Anyway, we begin with a few honorable mentions:
Amanda’s Bardstown, KY-derived Ginger Mark (bourbon, ginger ale, Frangelico) is, as I know from much experience with the ingredients, absolutely wonderful, and Claudia’s Derby Pie Martini (Frangelico, creme de cacao, pecan garnish) gets many, many points for regional specificity. Craig’s high/low-concept Easy Sipper, our lone East Coast entrant, loves the bourbon and the ladies, and who can blame him?
Also notable is Michael Fallon’s high-concept tribute to tipsy sloganeering, The Bruitist Manifesto. I was also fond of the trans-Midwestern suburban high conceptualism of Paul’s Robbinsdale Rickshaw. Kaeti’s Gilded Shadow (named for Louisville poet Jan Mayhall and consisting of bourbon, peach schnapps, cranberry juice, soda and a squeeze of lime) is a fruity, delicious full-on George Tenet-style slam dunk. Meg’s Kalamazoo-bred Dirty Italian (2 parts bourbon, 1 part San Pellegrino, dash of Angostura bitters) is the very defintion of refreshing.
Runner-up is Lorika of Minneapolis, whose contribution seems, on the surface, exceedingly modest. However, when one considers the sort of drink one would make on a slow summer day in Louisville, the type of day wherein you have skipped your retail job and committed to spending daylight hours watching The Young Ones DVD box set in its entirety with your equally slothful roomates, this kind of thing comes to mind:
Rootbeer and Bourbon
1 shot vodka
1/2 shot bourbon
RootbeerTop with rootbeer and stir with straw.
Oh, yeah! Throw in some Skyline cheese coneys and you’re right there.
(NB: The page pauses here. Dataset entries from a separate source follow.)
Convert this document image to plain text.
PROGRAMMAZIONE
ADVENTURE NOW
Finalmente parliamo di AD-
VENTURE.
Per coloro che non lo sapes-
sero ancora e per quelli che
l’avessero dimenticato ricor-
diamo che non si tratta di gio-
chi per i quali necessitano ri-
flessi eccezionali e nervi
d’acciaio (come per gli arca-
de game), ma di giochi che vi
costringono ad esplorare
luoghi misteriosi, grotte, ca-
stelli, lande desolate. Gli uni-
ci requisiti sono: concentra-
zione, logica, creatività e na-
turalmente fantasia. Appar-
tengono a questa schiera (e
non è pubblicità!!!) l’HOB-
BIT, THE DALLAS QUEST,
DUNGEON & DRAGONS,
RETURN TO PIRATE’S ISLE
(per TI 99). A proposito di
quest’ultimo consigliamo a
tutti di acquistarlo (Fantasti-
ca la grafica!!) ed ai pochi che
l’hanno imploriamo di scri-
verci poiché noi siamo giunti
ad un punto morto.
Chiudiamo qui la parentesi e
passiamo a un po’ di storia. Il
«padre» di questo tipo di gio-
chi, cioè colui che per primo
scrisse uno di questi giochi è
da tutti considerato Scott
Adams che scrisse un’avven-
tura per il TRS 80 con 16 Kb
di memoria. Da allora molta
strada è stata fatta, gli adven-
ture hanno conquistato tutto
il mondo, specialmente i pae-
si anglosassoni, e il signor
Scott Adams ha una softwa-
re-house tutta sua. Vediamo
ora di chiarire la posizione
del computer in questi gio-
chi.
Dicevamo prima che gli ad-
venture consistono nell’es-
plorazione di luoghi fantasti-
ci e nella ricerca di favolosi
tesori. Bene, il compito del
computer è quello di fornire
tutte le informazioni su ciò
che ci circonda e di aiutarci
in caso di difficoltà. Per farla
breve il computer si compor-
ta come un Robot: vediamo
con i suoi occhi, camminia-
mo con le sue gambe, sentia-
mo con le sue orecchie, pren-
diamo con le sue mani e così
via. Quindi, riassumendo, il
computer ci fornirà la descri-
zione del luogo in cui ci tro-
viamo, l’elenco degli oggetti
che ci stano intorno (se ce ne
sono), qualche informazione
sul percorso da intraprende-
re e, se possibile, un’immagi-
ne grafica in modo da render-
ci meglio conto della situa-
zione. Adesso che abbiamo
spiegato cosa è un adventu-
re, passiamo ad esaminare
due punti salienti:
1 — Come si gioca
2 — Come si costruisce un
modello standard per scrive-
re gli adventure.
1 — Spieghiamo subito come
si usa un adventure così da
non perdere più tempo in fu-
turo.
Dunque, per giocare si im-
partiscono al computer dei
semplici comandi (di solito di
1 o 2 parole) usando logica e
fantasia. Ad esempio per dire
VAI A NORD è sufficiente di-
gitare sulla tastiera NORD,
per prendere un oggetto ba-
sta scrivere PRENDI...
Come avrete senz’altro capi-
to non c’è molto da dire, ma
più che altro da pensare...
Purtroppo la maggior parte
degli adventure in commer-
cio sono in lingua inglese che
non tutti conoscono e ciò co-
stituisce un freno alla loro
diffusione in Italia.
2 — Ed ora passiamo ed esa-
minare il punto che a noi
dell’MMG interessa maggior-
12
The winner is Kingfield’s own Jeanne Lakso, whose cocktail hits the precise right notes of sweetness, fizziness, fussiness and an acceptable degree of full-on fruitiness. It also gets points for using a wide range of common and obscure ingredients (resourcefulness!), and for only being acceptable to make in the safety of your home (most bartenders would go totally Pottersville on your ass for for ever asking them to make this in real life). It even makes use of ginger ale, which, in the beloved Commonwealth, is usually Ale-8-1. Also, triple points for using the phrase “half and half,” which I first read at first as meaning, like, creamer. Readers, I give you the delicious Whirly Temple:
Fill a highball glass with ice; add a jigger of bourbon. Pour in the least-sweet ginger ale or ginger beer you can find, half and half with sour cherry juice. Garnish with a thin slice of orange. Maraschino cherry optional.
Jeanne will receive some piece of Derby something-or-other I find in my apartment! Congratulations!